Le président béninois Boni Yayi a décidé de partir pour « respecter » sa Constitution

Le président béninois Boni Yayi|Wilson Dias/ABr

Le président béninois Boni Yayi|Wilson Dias/ABr

Le président béninois Thomas Boni Yayi, l’un des rares chefs d’Etat africains à s’être engagé à passer la main au terme de deux mandats, a choisi de « respecter » sa Constitution en ne se présentant pas à l’élection présidentielle de 2016, a-t-il expliqué mardi à l’AFP.

« Chacun sa conviction. La mienne c’est de respecter (…) la Constitution de mon pays » qui « prévoit deux mandats non renouvelables », a déclaré le président Boni Yayi lors d’un entretien avec l’AFP, en marge d’une visite officielle à Paris.

« Je n’ai pas de leçon à donner, je ne veux critiquer personne », a immédiatement ajouté M. Boni Yayi, 63 ans, élu pour la première fois en avril 2006 et réélu cinq ans plus tard.

De nombreux chefs d’Etat africains – tels le Congolais Denis Sassou Nguesso, le Zimbabwéen Robert Mugabe ou l’Ougandais Yoweri Museveni – sont au pouvoir depuis plusieurs décennies et ne donnent aucun signe de départ.

Au Burundi, la candidature en avril de Pierre Nkurunziza à un troisième mandat, considérée par l’opposition comme contraire à la Constitution, a plongé le pays dans une grave crise. Au Congo, le président Sassou Nguesso (71 ans) a fait adopter en octobre une nouvelle Constitution lui permettant de briguer un mandat supplémentaire, via un référendum dénoncé comme une « tricherie » par ses opposants.

« Chaque pays a ses spécificités », a estimé le président Boni Yayi. « Il y a des chefs d’Etat qui travaillent, qui ont lancé de grands projets, qui sont aimés par le peuple et qui sont passés par des méthodes démocratiques pour (réviser) leur constitution ».
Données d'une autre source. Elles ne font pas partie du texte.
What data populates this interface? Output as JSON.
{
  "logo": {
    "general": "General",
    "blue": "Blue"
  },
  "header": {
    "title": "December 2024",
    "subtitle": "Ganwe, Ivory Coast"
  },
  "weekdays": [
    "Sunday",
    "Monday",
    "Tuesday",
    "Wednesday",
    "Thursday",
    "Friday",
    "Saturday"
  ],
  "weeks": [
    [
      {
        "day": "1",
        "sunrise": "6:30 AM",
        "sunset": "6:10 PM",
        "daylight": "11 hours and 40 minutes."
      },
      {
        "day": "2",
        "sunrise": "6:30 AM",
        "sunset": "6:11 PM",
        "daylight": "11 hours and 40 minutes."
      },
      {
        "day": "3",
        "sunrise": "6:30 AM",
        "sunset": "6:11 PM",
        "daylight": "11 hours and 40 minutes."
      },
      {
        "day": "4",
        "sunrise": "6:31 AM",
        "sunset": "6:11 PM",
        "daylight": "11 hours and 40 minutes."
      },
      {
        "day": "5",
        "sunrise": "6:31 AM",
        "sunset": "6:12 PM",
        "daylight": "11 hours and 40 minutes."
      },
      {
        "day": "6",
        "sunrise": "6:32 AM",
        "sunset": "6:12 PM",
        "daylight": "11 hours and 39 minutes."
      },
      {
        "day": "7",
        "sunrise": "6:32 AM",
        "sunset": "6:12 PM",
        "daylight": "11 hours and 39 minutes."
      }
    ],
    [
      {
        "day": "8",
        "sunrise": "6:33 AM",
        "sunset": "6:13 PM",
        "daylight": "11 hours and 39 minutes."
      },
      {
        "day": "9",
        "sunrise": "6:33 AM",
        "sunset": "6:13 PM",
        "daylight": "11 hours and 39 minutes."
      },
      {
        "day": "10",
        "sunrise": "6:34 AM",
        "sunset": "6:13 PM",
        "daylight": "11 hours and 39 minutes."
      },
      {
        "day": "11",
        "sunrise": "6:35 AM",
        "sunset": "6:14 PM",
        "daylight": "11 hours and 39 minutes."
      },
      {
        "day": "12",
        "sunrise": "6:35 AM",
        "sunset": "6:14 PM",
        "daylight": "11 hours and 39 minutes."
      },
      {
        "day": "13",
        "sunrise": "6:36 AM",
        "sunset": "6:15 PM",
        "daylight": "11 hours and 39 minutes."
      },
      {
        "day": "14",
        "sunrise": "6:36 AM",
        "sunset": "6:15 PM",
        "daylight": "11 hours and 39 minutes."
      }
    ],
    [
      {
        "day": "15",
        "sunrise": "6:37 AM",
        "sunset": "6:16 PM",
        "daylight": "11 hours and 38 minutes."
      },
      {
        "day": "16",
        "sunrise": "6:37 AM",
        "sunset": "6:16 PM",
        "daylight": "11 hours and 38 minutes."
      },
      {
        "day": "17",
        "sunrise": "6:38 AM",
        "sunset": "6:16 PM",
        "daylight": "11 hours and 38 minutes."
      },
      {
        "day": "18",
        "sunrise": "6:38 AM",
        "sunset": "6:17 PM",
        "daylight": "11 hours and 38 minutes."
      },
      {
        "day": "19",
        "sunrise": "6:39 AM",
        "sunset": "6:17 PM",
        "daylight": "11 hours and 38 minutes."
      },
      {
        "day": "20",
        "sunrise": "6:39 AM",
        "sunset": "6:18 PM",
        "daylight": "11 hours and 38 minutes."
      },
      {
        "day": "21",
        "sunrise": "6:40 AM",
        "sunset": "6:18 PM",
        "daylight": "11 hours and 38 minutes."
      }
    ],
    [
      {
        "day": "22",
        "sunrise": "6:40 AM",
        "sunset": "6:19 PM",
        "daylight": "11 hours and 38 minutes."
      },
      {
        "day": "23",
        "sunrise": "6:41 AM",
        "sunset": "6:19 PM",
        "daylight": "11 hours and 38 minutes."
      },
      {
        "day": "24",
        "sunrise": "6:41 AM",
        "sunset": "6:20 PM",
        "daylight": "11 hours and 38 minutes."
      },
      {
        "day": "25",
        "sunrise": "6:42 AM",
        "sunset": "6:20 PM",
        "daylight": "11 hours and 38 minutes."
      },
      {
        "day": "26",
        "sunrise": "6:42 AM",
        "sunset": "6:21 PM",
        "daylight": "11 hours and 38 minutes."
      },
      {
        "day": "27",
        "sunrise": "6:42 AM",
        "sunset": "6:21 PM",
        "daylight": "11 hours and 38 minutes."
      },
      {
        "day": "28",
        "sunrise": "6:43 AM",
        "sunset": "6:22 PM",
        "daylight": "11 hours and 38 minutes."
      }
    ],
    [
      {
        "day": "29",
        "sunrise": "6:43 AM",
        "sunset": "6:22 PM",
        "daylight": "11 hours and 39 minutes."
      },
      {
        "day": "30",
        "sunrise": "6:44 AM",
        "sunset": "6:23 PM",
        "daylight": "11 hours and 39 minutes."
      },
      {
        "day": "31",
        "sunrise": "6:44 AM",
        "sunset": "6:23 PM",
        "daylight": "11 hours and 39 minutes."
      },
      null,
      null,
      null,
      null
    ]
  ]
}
A quatre mois des élections présidentielles prévues le 28 février 2016, le parti présidentiel, le FCBE (Forces Cauri pour un Bénin émergent) n’a toujours pas déclaré de candidat.

« On est en pleines consultations », a expliqué M. Boni Yayi, en promettant une annonce pour « bientôt ».

Interrogé sur son possible soutien au banquier d’affaires franco-béninois Lionel Zinsou, nommé Premier ministre en juin à la surprise générale et qui l’accompagnait mardi à Paris, le président béninois est resté vague.

« Il est candidat ? Je ne sais pas, on n’en a pas discuté », a-t-il répliqué avec le sourire. « C’est un excellent Premier ministre », a-t-il juste noté, à propos de M. Zinsou, qui n’a pour l’heure pas fait acte de candidature.